Newton’un çekim yasası ile ilgili matematiksel açıklamaları Keperler’in gezegenlerin hareket yasasının geçerliliği hakkındaki son şüpheleri ortadan kaldırmıştır. Kuyruklu yıldızların yörüngelerini, gelgitleri, ekinoksların döngüsünü ve diğer doğal fenomenleri hesaplayarak Güneş Sistemi’nin helyosentrik modelini ve dünyada çevresinde dolaşan göksel cisimlerin aynı prensiplerle hareket ettiğini ispatladı. Newton’un, Dünya’nın eğik küre biçiminde olduğu teorik tahmini, daha sonra Maupertuis, La Condamine ve diğerlerinin jeodezik ölçümleri ile doğrulanmıştır. Böylece Kıta Avrupası bilim insanlarının çoğu, Newton mekaniğinin Descartes’ın önceki sisteminden üstün olduğuna ikna olmuşlardır.
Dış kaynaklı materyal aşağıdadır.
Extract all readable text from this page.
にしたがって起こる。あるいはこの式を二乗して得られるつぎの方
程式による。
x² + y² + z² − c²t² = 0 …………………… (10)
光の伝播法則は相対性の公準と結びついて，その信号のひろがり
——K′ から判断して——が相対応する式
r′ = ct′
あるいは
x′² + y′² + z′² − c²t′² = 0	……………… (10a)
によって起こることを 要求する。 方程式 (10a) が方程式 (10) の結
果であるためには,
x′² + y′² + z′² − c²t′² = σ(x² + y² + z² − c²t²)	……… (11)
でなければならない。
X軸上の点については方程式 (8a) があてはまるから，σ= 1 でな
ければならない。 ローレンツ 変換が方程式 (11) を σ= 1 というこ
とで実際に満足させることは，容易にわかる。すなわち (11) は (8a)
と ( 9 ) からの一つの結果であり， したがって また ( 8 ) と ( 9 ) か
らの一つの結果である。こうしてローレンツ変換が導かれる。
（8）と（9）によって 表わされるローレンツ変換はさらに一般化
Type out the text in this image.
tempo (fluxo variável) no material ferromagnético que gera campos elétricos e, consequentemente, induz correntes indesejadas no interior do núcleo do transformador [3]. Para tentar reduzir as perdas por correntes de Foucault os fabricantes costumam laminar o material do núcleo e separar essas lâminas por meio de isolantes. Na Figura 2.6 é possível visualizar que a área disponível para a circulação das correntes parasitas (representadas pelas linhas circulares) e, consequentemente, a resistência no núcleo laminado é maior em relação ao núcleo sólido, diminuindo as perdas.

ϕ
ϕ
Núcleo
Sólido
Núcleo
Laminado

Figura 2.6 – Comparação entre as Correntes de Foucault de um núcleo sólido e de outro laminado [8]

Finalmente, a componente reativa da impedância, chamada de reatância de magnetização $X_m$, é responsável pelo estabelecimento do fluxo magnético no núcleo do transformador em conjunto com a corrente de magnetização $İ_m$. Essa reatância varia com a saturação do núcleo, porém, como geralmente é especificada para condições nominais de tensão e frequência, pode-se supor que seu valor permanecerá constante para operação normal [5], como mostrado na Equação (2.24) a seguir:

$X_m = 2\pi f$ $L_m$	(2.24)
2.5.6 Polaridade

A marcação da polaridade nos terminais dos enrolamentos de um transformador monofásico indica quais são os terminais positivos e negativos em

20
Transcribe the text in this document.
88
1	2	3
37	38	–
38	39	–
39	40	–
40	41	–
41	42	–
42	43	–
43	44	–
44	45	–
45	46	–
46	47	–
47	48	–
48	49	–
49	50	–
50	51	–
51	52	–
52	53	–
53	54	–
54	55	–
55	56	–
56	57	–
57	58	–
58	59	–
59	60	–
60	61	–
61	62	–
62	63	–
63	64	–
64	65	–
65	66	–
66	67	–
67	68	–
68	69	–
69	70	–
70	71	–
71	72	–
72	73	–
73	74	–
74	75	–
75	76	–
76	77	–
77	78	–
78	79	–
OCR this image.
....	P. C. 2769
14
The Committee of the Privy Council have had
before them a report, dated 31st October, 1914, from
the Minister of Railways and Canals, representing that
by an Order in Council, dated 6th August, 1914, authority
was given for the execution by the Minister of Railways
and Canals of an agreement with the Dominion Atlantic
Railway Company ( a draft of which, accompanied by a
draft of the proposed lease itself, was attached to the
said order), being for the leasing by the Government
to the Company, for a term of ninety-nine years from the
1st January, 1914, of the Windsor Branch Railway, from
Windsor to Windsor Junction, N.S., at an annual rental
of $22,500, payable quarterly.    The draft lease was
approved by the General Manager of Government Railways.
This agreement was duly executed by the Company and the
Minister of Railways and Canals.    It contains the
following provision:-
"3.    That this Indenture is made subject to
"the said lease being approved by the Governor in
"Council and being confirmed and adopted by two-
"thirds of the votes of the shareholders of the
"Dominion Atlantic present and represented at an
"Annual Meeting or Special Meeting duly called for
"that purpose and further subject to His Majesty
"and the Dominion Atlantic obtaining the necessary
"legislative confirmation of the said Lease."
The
Newton, ilk pratik teleskopu icat etmiştir. Ayrıca bir prizmanın beyaz ışığı görünür spektrumun renklerine indirgeyerek yaptığı gözlem üzerine sofistike bir renk teorisi geliştirdi. Newton’un ışıkla ilgili çalışmaları toplanarak 1704’te Opticks adlı kitabı yayımlandı. Ampirik bir soğutma yasasını formüle etti. Ses hızının ilk teorik hesaplamasını yaptı ve Newtoncu akış kavramını başlattı.

Newton, Matematik biliminde Kalkülüs çalışmalarına ek olarak, güç serilerinin incelenmesine katkıda bulundu. Binom teoremini tamsayı olmayan üsler için genelleştirdi. Bir fonksiyonun köklerini yaklaştırmak için bir yöntem geliştirdi ve kübik düzlem eğrilerinin çoğunu sınıflandırdı.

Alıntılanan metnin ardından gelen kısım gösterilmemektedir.